At first, as I was reading the article, I got sick to my stomach.  Then my head started to hurt.  Then I started to shake.  I wanted to go straight to the computer and write about it, but a paralyzing ennui set in.  I was overwhelmed.  I couldn't deal.

...The murders were carried out with the knowledge and complicity of Iraqi Shiite police  who only hours earlier had been working alongside U.S. soldiers--and may have involved local officials loyal to the government of Prime Minister Nouri al-Maliki...Trust and friendships forged over many months ended in one night of betrayal and murder. 

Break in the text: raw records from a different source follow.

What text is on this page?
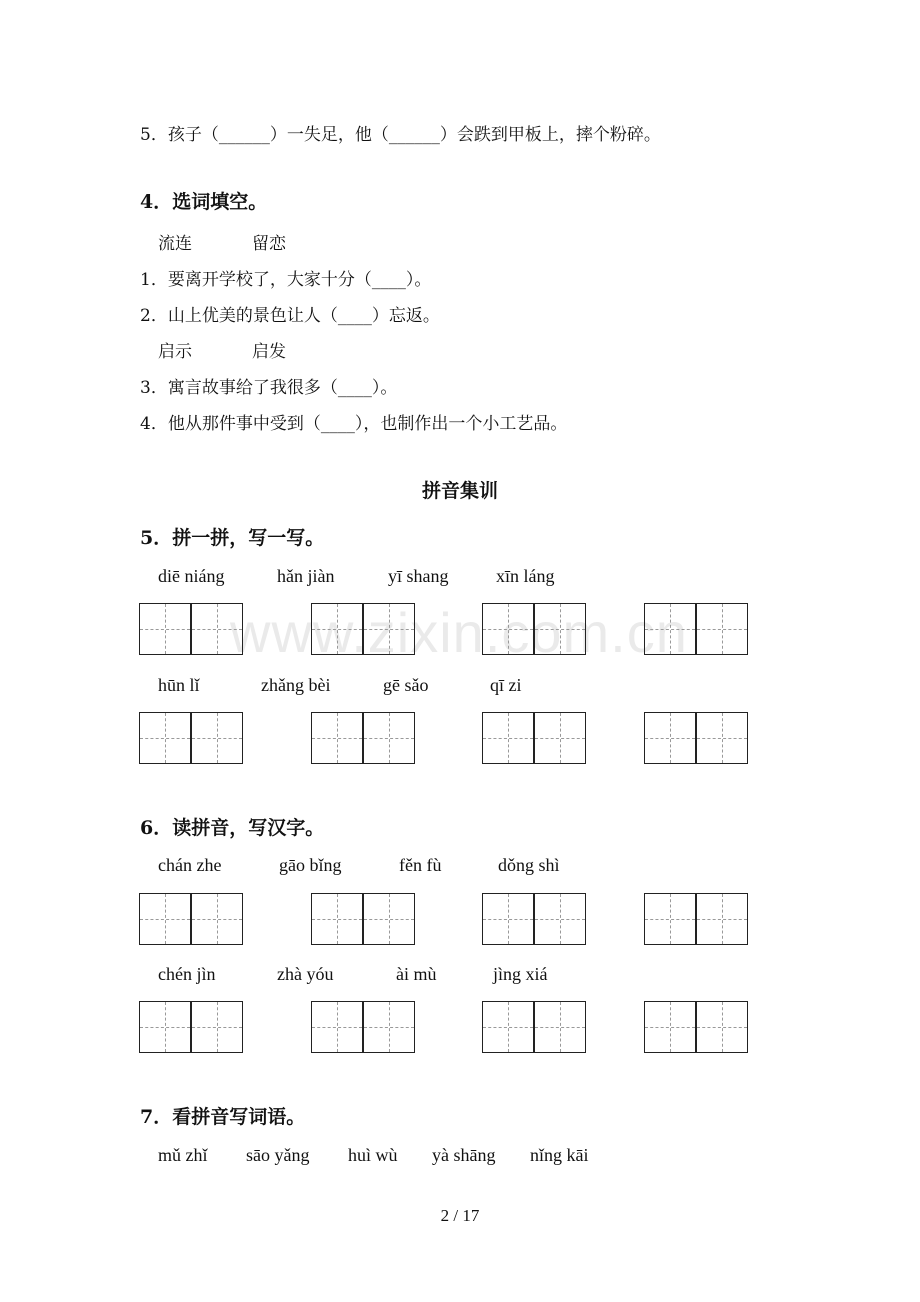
www.zixin.com.cn
5．孩子（______）一失足，他（______）会跌到甲板上，摔个粉碎。
4．选词填空。
流连	留恋
1．要离开学校了，大家十分（____）。
2．山上优美的景色让人（____）忘返。
启示	启发
3．寓言故事给了我很多（____）。
4．他从那件事中受到（____），也制作出一个小工艺品。
拼音集训
5．拼一拼，写一写。
diē niáng	hǎn jiàn	yī shang	xīn láng
hūn lǐ	zhǎng bèi	gē sǎo	qī zi
6．读拼音，写汉字。
chán zhe	gāo bǐng	fěn fù	dǒng shì
chén jìn	zhà yóu	ài mù	jìng xiá
7．看拼音写词语。
mǔ zhǐ sāo yǎng huì wù yà shāng nǐng kāi
2 / 17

So I plugged into the DVD player a complete distraction; a disk that had just arrived from Netflix--the second season of the Showtime program, Weeds

As I used to do when my Bear was alive and I felt overwhelmed, I curled up in the fetal position and watched something mindless to take my mind off the unthinkable.  But he wasn't there to comfort me, and I was restless, and found myself observing the show rather than watching it, thinking how empty and shallow all those people were, how useless their lives, how selfish each one was.  When the high-school aged son of the pot-dealing widow-mom poked a hole in his condoms with a pin in order to make his deaf girlfriend pregnant so she wouldn't go away to Princeton, I really did feel sick.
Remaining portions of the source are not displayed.